Kurz vor dem Urlaub war es der Bundesangela, wieder mal ganz in Schweinchenrosa, ein sichtliches Vergnügen, den Vertretern der Mainstream-Presse die gleichfarbige Bilanz ihrer Regierung vorzustellen. Zusammenfassend ist es schon faszinierend, welch weite Wege diese Frau mit ihrer Trippelschrittpolitik in den zwei Jahren ihrer Regierungszeit gegangen sein will „um Deutschland zu dienen“.
Nun möchte Sie daran gehen „die Grundlagen des Aufschwungs zu stärken und mit der GroKo die Weichen zu stellen für eine bessere Integration, verstärkte Forschung, mehr Klimaschutz und mehr Kinderfreundlichkeit”.
Außerdem werde ab Herbst, die Beteiligung von Arbeitnehmern an ihren Unternehmen gefördert, sowie die Erbschaftsteuerreform, die zweite Stufe der Föderalismusreform und der nationale Energieplan auf den Weg gebracht werden.

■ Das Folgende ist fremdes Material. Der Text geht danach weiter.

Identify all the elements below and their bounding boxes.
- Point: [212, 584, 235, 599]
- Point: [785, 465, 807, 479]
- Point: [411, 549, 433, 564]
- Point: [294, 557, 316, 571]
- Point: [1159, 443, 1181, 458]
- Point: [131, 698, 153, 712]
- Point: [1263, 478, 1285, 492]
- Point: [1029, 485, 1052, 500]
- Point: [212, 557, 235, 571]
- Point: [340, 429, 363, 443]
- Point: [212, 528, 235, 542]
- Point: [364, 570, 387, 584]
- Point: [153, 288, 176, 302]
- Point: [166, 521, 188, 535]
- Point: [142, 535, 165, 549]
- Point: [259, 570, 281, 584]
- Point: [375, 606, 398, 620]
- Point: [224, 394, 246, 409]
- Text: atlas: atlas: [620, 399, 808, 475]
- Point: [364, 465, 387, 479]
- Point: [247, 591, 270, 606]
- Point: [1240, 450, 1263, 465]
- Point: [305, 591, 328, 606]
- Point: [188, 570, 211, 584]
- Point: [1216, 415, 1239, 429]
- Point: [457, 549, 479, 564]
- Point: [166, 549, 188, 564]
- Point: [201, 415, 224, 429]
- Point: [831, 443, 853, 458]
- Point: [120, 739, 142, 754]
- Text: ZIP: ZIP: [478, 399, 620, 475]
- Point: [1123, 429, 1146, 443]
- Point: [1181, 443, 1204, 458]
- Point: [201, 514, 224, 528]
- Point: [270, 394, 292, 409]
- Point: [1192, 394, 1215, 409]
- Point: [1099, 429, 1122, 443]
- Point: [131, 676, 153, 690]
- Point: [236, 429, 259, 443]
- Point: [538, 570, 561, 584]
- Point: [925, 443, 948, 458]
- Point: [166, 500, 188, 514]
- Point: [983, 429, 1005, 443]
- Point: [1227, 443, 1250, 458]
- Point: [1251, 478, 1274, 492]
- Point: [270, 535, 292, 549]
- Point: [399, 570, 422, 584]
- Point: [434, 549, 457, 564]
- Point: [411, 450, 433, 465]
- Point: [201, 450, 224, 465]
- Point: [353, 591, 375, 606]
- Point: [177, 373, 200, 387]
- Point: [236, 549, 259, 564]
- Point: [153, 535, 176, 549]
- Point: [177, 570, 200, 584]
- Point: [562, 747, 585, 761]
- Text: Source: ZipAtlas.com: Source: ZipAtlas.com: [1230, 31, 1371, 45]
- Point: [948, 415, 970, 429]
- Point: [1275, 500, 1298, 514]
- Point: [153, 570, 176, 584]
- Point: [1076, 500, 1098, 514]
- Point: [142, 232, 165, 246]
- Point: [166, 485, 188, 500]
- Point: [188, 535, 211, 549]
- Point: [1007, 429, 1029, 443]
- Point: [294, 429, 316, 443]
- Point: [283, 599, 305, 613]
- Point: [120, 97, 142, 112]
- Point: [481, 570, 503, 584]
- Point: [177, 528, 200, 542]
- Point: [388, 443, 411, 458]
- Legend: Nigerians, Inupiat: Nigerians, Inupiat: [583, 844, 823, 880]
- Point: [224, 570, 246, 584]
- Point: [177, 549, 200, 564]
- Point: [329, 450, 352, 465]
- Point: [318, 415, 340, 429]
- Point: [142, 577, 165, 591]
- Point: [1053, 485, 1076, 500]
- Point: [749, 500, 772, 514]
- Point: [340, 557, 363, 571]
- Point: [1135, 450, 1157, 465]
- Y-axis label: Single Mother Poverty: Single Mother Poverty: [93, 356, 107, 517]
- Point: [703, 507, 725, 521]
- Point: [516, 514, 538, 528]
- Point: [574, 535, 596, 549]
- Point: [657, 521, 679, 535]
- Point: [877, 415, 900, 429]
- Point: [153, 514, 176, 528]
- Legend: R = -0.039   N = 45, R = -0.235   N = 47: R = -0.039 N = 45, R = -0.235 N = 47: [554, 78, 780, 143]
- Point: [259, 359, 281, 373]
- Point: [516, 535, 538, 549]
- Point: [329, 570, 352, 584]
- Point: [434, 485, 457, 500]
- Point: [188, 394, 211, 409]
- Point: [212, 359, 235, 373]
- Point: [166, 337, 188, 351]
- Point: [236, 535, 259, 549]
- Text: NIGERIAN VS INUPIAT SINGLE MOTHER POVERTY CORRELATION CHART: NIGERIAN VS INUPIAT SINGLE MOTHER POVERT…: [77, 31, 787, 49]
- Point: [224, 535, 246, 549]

Besondere und namentliche Erwähnung fanden auch ausgewählte Scharfmacher und Mitläufer dieser Politik, die Deutschland dient. Während die Kanzlerin dem Bundesinnenminister Schäuble den Rücken stärkte, denn solange sie Kanzlerin sei, dürfe man auch ruhig über die Erschießung von Terroristen nachdenken, gab es ein aufmunterndes Schulterklopfen für die Vizebundeskanzlerin Franziska Müntefering, die entgegen anderslautenden Gerüchten ihre Geschlechtsumwandlung wohl doch noch vor sich zu haben scheint.

Von den 4 Millionen Arbeitslosen, den Familien in finanzieller Not und den Kindern in sozialer Armut war in der rosafarbenen und von Eigenlob triefenden Regierungsbilanz nicht die Rede.
Natürlich auch nicht die Rede war von Detlef Rochner, bekannter als „Detti der Kampfrentner“, der sich im zweiten Regierungsjahr der mächtigsten Kanzlerin aller Zeiten, zermürbt vom jahrelangen Kampf um die Überlebensbedingungen seines Sohnes Danny und die Lebensbedingungen seiner Familie am 16. Juli des Jahres 2007 im Alter von 47 Jahren das Leben genommen hat.

Und während „Detti“ zu Grabe getragen wird und die Familie nicht weiß wie es weitergehen kann, macht die Bundesangela jetzt erst mal Urlaub bevor sie ihre erfolgreiche Regierungspolitik fortsetzt um „Deutschland zu dienen“.
Die Republik wird also in den nächsten Wochen im Reformkoma versinken, während die Reporter der SUN in hektische Aktivitäten verfallen, denn wenn „Angie“ Urlaub macht bietet sich doch wieder die Möglichkeit das „rosa Arschfaltenportrait“ auf die Titelseite zu bekommen.

Machopan
(c) Copyright Machopan - Alle Rechte vorbehalten

Dieser Beitrag wurde geschrieben am 23. Juli 2007 um 14:45:36 und abgelegt unter Rauchzeichen, Politik, Gesellschaft, Soziales | Add to mister Wong. Die Kommentare mit diesem RSS 2.0 Feed verfolgen. Zum Ende springen und Kommentar hinterlassen. Trackbacks sind geschlossen.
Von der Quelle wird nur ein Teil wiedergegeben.